Capable, But Not Really 'Ready'

If you own a GeForce GTX 960, a Radeon R9 380X or even a pair of R9 380s, you might be thinking to yourself, "Excellent! I can run VR games on my system," and you'd be forgiven for thinking that. But don't get too excited yet. There's a big difference between VR-ready and VR-capable.

A VR-ready system meets the specifications set forth by HTC and Valve for developers to target when they build VR games. Incidentally, Oculus is asking for the same level of hardware for its VR system. Developers are free to optimize so that their games work on lower-end hardware, but most will likely put more effort into making games run smoothly on a GTX 970 or R9 290. Just because the SteamVR Performance Test says your system is "capable" doesn't mean you'll be able to run all the games, nor does it mean you'll enjoy the experience.

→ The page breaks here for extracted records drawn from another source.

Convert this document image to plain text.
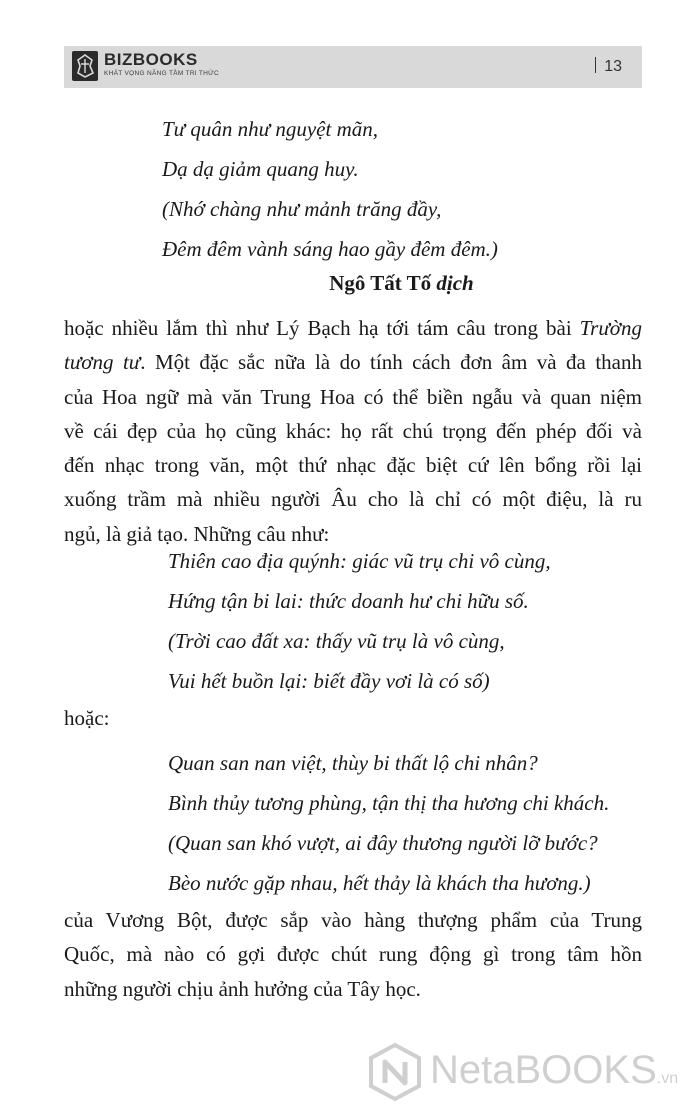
BIZBOOKS
KHÁT VỌNG NĂNG TẦM TRI THỨC	13
Tư quân như nguyệt mãn,
Dạ dạ giảm quang huy.
(Nhớ chàng như mảnh trăng đầy,
Đêm đêm vành sáng hao gầy đêm đêm.)
Ngô Tất Tố dịch
hoặc nhiều lắm thì như Lý Bạch hạ tới tám câu trong bài Trường
tương tư. Một đặc sắc nữa là do tính cách đơn âm và đa thanh
của Hoa ngữ mà văn Trung Hoa có thể biền ngẫu và quan niệm
về cái đẹp của họ cũng khác: họ rất chú trọng đến phép đối và
đến nhạc trong văn, một thứ nhạc đặc biệt cứ lên bổng rồi lại
xuống trầm mà nhiều người Âu cho là chỉ có một điệu, là ru
ngủ, là giả tạo. Những câu như:
Thiên cao địa quýnh: giác vũ trụ chi vô cùng,
Hứng tận bi lai: thức doanh hư chi hữu số.
(Trời cao đất xa: thấy vũ trụ là vô cùng,
Vui hết buồn lại: biết đầy vơi là có số)
hoặc:
Quan san nan việt, thùy bi thất lộ chi nhân?
Bình thủy tương phùng, tận thị tha hương chi khách.
(Quan san khó vượt, ai đây thương người lỡ bước?
Bèo nước gặp nhau, hết thảy là khách tha hương.)
của Vương Bột, được sắp vào hàng thượng phẩm của Trung
Quốc, mà nào có gợi được chút rung động gì trong tâm hồn
những người chịu ảnh hưởng của Tây học.
NetaBOOKS.vn
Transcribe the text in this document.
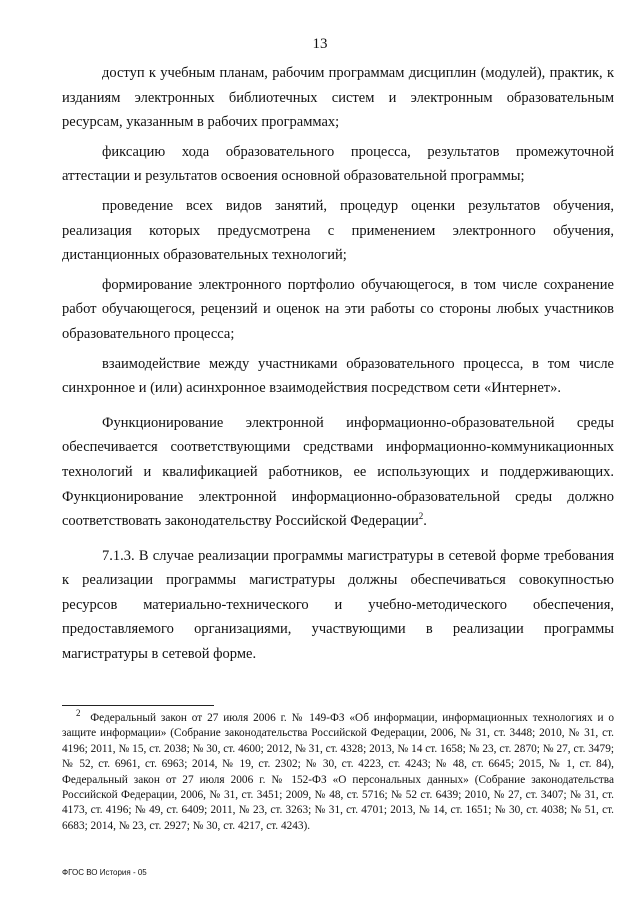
13

доступ к учебным планам, рабочим программам дисциплин (модулей), практик, к изданиям электронных библиотечных систем и электронным образовательным ресурсам, указанным в рабочих программах;

фиксацию хода образовательного процесса, результатов промежуточной аттестации и результатов освоения основной образовательной программы;

проведение всех видов занятий, процедур оценки результатов обучения, реализация которых предусмотрена с применением электронного обучения, дистанционных образовательных технологий;

формирование электронного портфолио обучающегося, в том числе сохранение работ обучающегося, рецензий и оценок на эти работы со стороны любых участников образовательного процесса;

взаимодействие между участниками образовательного процесса, в том числе синхронное и (или) асинхронное взаимодействия посредством сети «Интернет».

Функционирование электронной информационно-образовательной среды обеспечивается соответствующими средствами информационно-коммуникационных технологий и квалификацией работников, ее использующих и поддерживающих. Функционирование электронной информационно-образовательной среды должно соответствовать законодательству Российской Федерации$^2$.

7.1.3. В случае реализации программы магистратуры в сетевой форме требования к реализации программы магистратуры должны обеспечиваться совокупностью ресурсов материально-технического и учебно-методического обеспечения, предоставляемого организациями, участвующими в реализации программы магистратуры в сетевой форме.

$^2$ Федеральный закон от 27 июля 2006 г. № 149-ФЗ «Об информации, информационных технологиях и о защите информации» (Собрание законодательства Российской Федерации, 2006, № 31, ст. 3448; 2010, № 31, ст. 4196; 2011, № 15, ст. 2038; № 30, ст. 4600; 2012, № 31, ст. 4328; 2013, № 14 ст. 1658; № 23, ст. 2870; № 27, ст. 3479; № 52, ст. 6961, ст. 6963; 2014, № 19, ст. 2302; № 30, ст. 4223, ст. 4243; № 48, ст. 6645; 2015, № 1, ст. 84), Федеральный закон от 27 июля 2006 г. № 152-ФЗ «О персональных данных» (Собрание законодательства Российской Федерации, 2006, № 31, ст. 3451; 2009, № 48, ст. 5716; № 52 ст. 6439; 2010, № 27, ст. 3407; № 31, ст. 4173, ст. 4196; № 49, ст. 6409; 2011, № 23, ст. 3263; № 31, ст. 4701; 2013, № 14, ст. 1651; № 30, ст. 4038; № 51, ст. 6683; 2014, № 23, ст. 2927; № 30, ст. 4217, ст. 4243).

ФГОС ВО История - 05
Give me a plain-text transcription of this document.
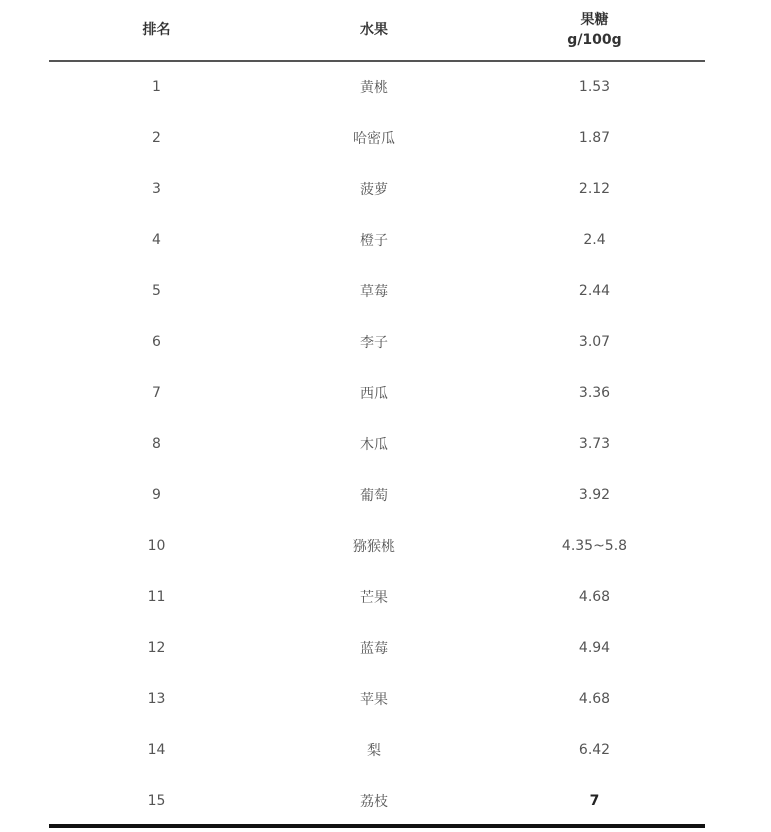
排名	水果	果糖
g/100g

1	黄桃	1.53
2	哈密瓜	1.87
3	菠萝	2.12
4	橙子	2.4
5	草莓	2.44
6	李子	3.07
7	西瓜	3.36
8	木瓜	3.73
9	葡萄	3.92
10	猕猴桃	4.35~5.8
11	芒果	4.68
12	蓝莓	4.94
13	苹果	4.68
14	梨	6.42
15	荔枝	7
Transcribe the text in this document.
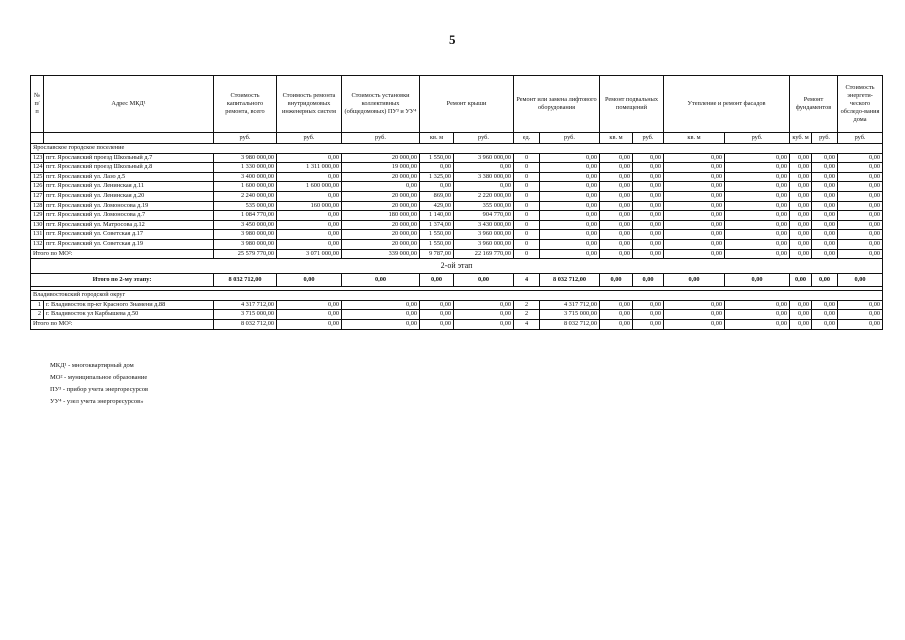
5
№ п/п	Адрес МКД¹	Стоимость капитального ремонта, всего	Стоимость ремонта внутридомовых инженерных систем	Стоимость установки коллективных (общедомовых) ПУ³ и УУ⁴	Ремонт крыши		Ремонт или замена лифтового оборудования		Ремонт подвальных помещений		Утепление и ремонт фасадов		Ремонт фундаментов		Стоимость энергети-ческого обследо-вания дома
		руб.	руб.	руб.	кв. м	руб.	ед.	руб.	кв. м	руб.	кв. м	руб.	куб. м	руб.	руб.
Ярославское городское поселение															
123	пгт. Ярославский проезд Школьный д.7	3 980 000,00	0,00	20 000,00	1 550,00	3 960 000,00	0	0,00	0,00	0,00	0,00	0,00	0,00	0,00	0,00
124	пгт. Ярославский проезд Школьный д.8	1 330 000,00	1 311 000,00	19 000,00	0,00	0,00	0	0,00	0,00	0,00	0,00	0,00	0,00	0,00	0,00
125	пгт. Ярославский ул. Лазо д.5	3 400 000,00	0,00	20 000,00	1 325,00	3 380 000,00	0	0,00	0,00	0,00	0,00	0,00	0,00	0,00	0,00
126	пгт. Ярославский ул. Ленинская д.11	1 600 000,00	1 600 000,00	0,00	0,00	0,00	0	0,00	0,00	0,00	0,00	0,00	0,00	0,00	0,00
127	пгт. Ярославский ул. Ленинская д.20	2 240 000,00	0,00	20 000,00	869,00	2 220 000,00	0	0,00	0,00	0,00	0,00	0,00	0,00	0,00	0,00
128	пгт. Ярославский ул. Ломоносова д.19	535 000,00	160 000,00	20 000,00	429,00	355 000,00	0	0,00	0,00	0,00	0,00	0,00	0,00	0,00	0,00
129	пгт. Ярославский ул. Ломоносова д.7	1 084 770,00	0,00	180 000,00	1 140,00	904 770,00	0	0,00	0,00	0,00	0,00	0,00	0,00	0,00	0,00
130	пгт. Ярославский ул. Матросова д.12	3 450 000,00	0,00	20 000,00	1 374,00	3 430 000,00	0	0,00	0,00	0,00	0,00	0,00	0,00	0,00	0,00
131	пгт. Ярославский ул. Советская д.17	3 980 000,00	0,00	20 000,00	1 550,00	3 960 000,00	0	0,00	0,00	0,00	0,00	0,00	0,00	0,00	0,00
132	пгт. Ярославский ул. Советская д.19	3 980 000,00	0,00	20 000,00	1 550,00	3 960 000,00	0	0,00	0,00	0,00	0,00	0,00	0,00	0,00	0,00
Итого по МО²:		25 579 770,00	3 071 000,00	339 000,00	9 787,00	22 169 770,00	0	0,00	0,00	0,00	0,00	0,00	0,00	0,00	0,00
2-ой этап															
Итого по 2-му этапу:		8 032 712,00	0,00	0,00	0,00	0,00	4	8 032 712,00	0,00	0,00	0,00	0,00	0,00	0,00	0,00

Владивостокский городской округ															
1	г. Владивосток пр-кт Красного Знамени д.88	4 317 712,00	0,00	0,00	0,00	0,00	2	4 317 712,00	0,00	0,00	0,00	0,00	0,00	0,00	0,00
2	г. Владивосток ул Карбышева д.50	3 715 000,00	0,00	0,00	0,00	0,00	2	3 715 000,00	0,00	0,00	0,00	0,00	0,00	0,00	0,00
Итого по МО²:		8 032 712,00	0,00	0,00	0,00	0,00	4	8 032 712,00	0,00	0,00	0,00	0,00	0,00	0,00	0,00
МКД¹ - многоквартирный дом
МО² - муниципальное образование
ПУ³ - прибор учета энергоресурсов
УУ⁴ - узел учета энергоресурсов»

Here's what the Results page states for a system with a "capable" rating: 

"Your system is capable of rendering medium (or low, depending on the GPU) fidelity VR but does not meet the recommended spec! Some VR titles will have been tuned to display only at recommended visual fidelity and may not run on this system. Others may opt to display with reduced visual fidelity to support smooth framerates. Follow the recommended and minimum specs for each VR title."

That doesn't sound like the ideal situation to be in after spending $600-$800 on a brand new VR HMD. It'd be better to have a VR-ready machine if you really want to enjoy the experience this year.